Tahran ve Washington arasındaki nükleer görüşmelerin ikinci turunun arifesinde İran Dışişleri Bakanı Abbas Arakçi dün yaptığı açıklamada, ABD'nin niyetleri konusunda “ciddi şüpheleri” olduğunu söyledi.

Uluslararası Atom Enerjisi Ajansı (IAEA) Direktörü Rafael Grossi, ABD ve İran'ın yeni bir nükleer anlaşmaya varmak için çok az zamanı olduğunu vurgularken, İran Dışişleri Bakanlığı ajansın devam eden görüşmelere katılması önerisini “henüz çok erken olduğu için” reddetti.

Dışişleri Bakanı Abbas Arakçi ve Uluslararası Atom Enerjisi Ajansı Genel Müdürü Rafael Grossi Tahran'daki görüşme öncesinde (AP)Dışişleri Bakanı Abbas Arakçi ve Uluslararası Atom Enerjisi Ajansı Genel Müdürü Rafael Grossi Tahran'daki görüşme öncesinde (AP)

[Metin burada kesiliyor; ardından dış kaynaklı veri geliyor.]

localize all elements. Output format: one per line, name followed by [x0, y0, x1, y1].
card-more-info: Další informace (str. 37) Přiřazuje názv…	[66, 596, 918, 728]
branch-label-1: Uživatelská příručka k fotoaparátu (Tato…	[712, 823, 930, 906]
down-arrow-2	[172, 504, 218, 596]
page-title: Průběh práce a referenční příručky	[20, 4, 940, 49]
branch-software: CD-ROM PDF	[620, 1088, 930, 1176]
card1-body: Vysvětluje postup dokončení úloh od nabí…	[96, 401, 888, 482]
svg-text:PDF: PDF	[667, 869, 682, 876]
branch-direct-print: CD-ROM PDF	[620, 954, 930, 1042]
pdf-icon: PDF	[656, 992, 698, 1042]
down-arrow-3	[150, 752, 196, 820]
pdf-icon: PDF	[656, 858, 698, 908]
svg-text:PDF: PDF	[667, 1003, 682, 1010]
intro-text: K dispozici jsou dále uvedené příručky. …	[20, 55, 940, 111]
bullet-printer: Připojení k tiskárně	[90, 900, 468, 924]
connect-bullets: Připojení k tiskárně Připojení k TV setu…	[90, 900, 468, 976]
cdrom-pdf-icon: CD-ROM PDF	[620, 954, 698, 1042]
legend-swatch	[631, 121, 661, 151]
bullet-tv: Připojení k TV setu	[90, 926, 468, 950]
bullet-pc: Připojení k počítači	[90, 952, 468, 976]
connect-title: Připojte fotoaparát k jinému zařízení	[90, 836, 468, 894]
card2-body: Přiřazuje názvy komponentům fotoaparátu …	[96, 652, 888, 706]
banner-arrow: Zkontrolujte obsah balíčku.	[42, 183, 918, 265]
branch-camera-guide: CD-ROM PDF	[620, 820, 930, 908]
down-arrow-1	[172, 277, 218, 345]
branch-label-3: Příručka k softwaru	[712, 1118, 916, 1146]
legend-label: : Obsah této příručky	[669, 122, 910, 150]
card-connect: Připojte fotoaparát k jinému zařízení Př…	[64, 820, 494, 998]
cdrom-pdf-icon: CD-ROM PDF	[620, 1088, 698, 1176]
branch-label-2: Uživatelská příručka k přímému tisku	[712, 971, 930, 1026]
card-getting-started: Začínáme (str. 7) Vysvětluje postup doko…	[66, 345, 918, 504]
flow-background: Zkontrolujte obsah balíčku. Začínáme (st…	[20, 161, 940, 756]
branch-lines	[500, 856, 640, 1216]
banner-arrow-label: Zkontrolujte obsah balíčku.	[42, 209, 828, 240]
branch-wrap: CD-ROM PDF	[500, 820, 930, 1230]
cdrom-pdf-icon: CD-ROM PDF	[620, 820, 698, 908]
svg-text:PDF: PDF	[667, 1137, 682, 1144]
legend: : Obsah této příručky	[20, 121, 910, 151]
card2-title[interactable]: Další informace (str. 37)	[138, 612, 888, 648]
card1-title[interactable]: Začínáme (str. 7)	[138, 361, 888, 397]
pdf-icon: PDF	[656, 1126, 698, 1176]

Uluslararası Atom Enerjisi Ajansı (IAEA) İran'ın uranyumu yüzde 60 gibi yüksek bir oranda zenginleştiren nükleer silah sahibi olmayan tek ülke olduğunu ve bu oranın nükleer silah yapmak için gereken yüzde 90'a yakın olduğunu bildirirken, İran'ın büyük miktarlarda bölünebilir madde stoklamaya devam ettiğine dikkat çekiyor.